# Snowex 575 nC code



## Ravenwood21 (Mar 10, 2017)

have a snowex 575 that is only 2 months old. was running fine last night but this morning I am getting a NC code. I believe the code stands for not connected but everything is connected and practically new. Has anyone ever had this problem or is there something I am just missing? Again, it ran fine last night.


----------



## seville009 (Sep 9, 2002)

Based on a google search, the manual (link beliw) says to check the fuse as well as the connections

http://library.snowexproducts.com/snowexproducts/pdffiles/70445.01_051516.pdf


----------



## MrsC2017 (Jan 7, 2021)

Ravenwood21 said:


> have a snowex 575 that is only 2 months old. was running fine last night but this morning I am getting a NC code. I believe the code stands for not connected but everything is connected and practically new. Has anyone ever had this problem or is there something I am just missing?
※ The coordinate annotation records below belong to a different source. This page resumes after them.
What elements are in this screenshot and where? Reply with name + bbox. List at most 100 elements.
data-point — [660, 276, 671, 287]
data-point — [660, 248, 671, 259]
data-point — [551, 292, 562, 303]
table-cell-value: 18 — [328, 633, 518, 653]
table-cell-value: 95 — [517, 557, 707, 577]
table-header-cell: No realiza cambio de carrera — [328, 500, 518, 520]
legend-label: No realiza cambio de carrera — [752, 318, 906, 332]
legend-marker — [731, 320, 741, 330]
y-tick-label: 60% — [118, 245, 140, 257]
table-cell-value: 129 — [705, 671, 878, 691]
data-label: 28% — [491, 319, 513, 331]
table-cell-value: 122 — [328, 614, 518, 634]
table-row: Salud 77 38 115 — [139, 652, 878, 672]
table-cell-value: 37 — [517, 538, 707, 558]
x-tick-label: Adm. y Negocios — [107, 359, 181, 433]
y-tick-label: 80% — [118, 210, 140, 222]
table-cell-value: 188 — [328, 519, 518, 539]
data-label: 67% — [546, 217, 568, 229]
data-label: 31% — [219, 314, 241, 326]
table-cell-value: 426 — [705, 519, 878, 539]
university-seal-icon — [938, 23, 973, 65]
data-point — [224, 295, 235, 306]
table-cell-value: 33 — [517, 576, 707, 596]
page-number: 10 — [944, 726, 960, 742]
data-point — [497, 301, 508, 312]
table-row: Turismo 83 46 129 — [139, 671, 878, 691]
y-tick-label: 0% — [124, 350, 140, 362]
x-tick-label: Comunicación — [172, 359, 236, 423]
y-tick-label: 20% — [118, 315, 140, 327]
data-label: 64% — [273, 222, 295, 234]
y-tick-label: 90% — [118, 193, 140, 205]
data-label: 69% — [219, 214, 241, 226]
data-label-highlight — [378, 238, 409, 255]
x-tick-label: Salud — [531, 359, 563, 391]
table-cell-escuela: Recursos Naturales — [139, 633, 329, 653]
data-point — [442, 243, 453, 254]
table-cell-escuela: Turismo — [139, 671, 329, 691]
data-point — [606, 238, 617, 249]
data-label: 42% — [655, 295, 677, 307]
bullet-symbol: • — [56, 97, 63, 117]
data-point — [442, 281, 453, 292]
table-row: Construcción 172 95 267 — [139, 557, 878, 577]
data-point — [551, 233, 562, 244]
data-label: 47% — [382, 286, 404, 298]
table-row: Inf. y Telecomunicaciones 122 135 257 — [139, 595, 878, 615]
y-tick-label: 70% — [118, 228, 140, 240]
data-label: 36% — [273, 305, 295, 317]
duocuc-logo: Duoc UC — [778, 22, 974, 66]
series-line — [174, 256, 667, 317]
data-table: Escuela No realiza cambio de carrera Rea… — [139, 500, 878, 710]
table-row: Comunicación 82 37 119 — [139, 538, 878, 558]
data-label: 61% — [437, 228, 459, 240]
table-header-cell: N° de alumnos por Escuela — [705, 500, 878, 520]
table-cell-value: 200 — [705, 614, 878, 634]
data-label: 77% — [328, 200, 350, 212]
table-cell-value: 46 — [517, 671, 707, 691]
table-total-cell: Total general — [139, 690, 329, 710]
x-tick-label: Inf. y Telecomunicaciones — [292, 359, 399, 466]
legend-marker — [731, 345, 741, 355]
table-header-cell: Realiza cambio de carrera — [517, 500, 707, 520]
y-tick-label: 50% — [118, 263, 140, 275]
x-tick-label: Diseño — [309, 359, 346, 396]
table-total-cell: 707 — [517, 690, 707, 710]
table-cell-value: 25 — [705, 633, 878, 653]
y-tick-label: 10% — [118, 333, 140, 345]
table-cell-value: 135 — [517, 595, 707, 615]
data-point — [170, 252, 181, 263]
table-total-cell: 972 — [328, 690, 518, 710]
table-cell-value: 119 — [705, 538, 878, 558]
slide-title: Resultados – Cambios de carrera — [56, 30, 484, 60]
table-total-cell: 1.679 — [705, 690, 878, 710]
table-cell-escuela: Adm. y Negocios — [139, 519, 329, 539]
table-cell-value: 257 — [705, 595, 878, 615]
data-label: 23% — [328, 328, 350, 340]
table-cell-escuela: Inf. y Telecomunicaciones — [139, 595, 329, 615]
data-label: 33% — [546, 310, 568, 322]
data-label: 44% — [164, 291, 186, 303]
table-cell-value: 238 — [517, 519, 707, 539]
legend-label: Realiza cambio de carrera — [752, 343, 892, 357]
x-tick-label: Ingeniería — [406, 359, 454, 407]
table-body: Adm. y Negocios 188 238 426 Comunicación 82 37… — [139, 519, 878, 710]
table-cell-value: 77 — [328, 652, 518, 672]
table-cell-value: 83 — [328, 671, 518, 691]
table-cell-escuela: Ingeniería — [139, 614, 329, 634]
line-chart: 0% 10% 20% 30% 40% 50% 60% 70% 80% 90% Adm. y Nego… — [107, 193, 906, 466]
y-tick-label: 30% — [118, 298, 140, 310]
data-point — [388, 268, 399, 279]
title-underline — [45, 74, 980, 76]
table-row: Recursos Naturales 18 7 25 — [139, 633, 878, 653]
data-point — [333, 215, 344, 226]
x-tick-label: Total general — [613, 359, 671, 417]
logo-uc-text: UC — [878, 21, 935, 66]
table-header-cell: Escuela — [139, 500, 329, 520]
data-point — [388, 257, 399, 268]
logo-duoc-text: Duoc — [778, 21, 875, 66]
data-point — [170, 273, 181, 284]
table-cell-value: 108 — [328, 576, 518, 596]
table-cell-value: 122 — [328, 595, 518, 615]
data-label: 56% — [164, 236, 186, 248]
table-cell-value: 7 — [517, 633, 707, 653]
Again, it ran fine last night.


Did you ever figure out the problem? Mine is doing the same thing...


----------



## Snow Dealer Tech (Jan 7, 2021)

"NC" is a no connection code. Your controller isn't able to communicate with the spreader module. Check your plug to the spreader, at the back of your controller, and where the control harness enters the vehicle harness.


----------



## MrsC2017 (Jan 7, 2021)

I have checked all my connections, all my fuses and all my wires.


----------



## greg.phipps (1 mo ago)

MrsC2017 said:


> I have checked all my connections, all my fuses and all my wires.


 Having same problems. /Did you figure yours out?


----------